The University of Portsmouth have conducted a study that has examined the gender differences in digital piracy to understand who gets their online entertainment from illegal sources.
In order to carry out this investigation, researchers looked at two social influences: perceived social risk (the idea that piracy might damage your reputation) and a social norms intervention (correcting false assumptions of the piracy of others), which highlighted the difference between men and women.
The results have found that on average, 21% of men’s total (legal and illegal) live sports consumption was pirated, compared to only 7% for music, and both of these rates are almost double to those reported by women!
Dr Kate Whitman in the Faculty of Business and Law at the University of Portsmouth has said: “When we compared piracy rates proportionally, men were consuming far more of their content illegally, indicating a potential gender difference in social expectations and moral reasoning,
“We speculate that in a self-serving behaviour with some moral wriggle-room, such as piracy, any mention of others’ engagement in the behaviour may serve as a handy justification for continued engagement.”

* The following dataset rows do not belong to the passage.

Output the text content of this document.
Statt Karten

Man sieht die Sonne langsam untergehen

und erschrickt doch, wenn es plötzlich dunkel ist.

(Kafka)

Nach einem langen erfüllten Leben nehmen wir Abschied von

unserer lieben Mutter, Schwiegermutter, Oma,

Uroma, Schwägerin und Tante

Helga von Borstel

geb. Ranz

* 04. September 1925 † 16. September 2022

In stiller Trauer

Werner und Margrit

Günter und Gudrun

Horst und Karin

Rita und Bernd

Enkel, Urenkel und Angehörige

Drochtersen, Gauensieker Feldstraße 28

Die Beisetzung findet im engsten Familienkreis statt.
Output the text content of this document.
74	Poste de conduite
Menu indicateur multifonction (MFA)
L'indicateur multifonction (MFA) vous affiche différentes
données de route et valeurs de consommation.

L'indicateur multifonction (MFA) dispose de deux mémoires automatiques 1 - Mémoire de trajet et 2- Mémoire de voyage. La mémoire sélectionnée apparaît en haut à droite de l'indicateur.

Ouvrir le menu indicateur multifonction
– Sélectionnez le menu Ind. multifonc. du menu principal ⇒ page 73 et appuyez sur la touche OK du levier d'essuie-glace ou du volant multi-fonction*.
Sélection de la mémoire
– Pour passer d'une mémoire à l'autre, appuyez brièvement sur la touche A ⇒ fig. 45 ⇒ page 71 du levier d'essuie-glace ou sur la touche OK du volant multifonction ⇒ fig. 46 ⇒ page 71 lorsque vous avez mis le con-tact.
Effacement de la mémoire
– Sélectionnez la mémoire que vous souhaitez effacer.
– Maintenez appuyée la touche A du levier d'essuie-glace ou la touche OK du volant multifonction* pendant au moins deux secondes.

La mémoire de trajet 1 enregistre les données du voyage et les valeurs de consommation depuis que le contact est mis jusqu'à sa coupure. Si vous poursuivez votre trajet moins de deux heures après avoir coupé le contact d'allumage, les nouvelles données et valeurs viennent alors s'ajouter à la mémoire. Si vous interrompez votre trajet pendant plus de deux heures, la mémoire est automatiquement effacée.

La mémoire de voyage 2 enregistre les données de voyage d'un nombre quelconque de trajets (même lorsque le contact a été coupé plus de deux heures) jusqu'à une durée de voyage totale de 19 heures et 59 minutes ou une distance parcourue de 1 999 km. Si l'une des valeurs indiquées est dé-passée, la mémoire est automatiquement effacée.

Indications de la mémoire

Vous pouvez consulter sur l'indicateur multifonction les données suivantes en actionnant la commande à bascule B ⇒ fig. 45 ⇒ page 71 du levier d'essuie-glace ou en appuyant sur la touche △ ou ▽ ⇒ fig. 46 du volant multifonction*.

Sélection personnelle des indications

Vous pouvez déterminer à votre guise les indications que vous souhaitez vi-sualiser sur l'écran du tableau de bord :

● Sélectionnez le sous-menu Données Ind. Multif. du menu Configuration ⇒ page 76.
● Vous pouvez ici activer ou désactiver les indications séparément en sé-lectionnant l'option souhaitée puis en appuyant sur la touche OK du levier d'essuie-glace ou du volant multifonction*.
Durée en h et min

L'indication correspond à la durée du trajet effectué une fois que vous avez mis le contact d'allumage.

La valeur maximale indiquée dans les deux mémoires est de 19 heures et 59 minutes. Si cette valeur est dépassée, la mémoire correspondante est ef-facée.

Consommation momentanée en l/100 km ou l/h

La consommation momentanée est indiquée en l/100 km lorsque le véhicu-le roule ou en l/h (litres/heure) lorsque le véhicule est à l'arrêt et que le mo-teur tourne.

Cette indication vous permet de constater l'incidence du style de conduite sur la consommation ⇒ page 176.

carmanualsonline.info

Researchers did find that attempts to tackle the problem through “norm-based” messaging, showing people the true prevalence of piracy compared to their assumption, often backfired – and regardless of whether men over or underestimated the piracy of others – their intention to pirate increased.
“Our findings show that normalising piracy, even unintentionally such as in population statistics, is a real danger,” said Professor Joe Cox, School of Accounting, Economics and Finance at the University of Plymouth. “For men, learning their peers are pirating can legitimise their behaviour. That means well-intentioned campaigns that highlight how common piracy is, may actually encourage it further.”
Being said, when the University researchers tested the perceived social risk, they found in live sports that men who worried piracy might harm their reputation were less likely to do it, while the same pattern didn’t appear for women.
The authors suggest that this reflects the male-dominated social setting of sport, where status matters and piracy could risk someone looking “cheap” or socially deviant.
In conclusion, researchers now say that anti-piracy messaging needs to be carefully considered, where communications emphasising social norms may serve to worsen the problem, particularly among men. Instead, interventions should highlight the reputational costs of piracy – portraying it as low-status, socially embarrassing, or even a marker of financial weakness.
“Legal threats have limited impact unless they are effectively followed through, and norm-based approaches can backfire,” said Dr Whitman. “But framing piracy as something that damages your reputation, especially in male-dominated environments like sports, could prove far more powerful.”
The authors urge policymakers to be aware. Without intervention, communications that hint that piracy is “normal” risk compounding the problem. Instead, future strategies need to focus on reputation, not legality, as the most effective deterrent.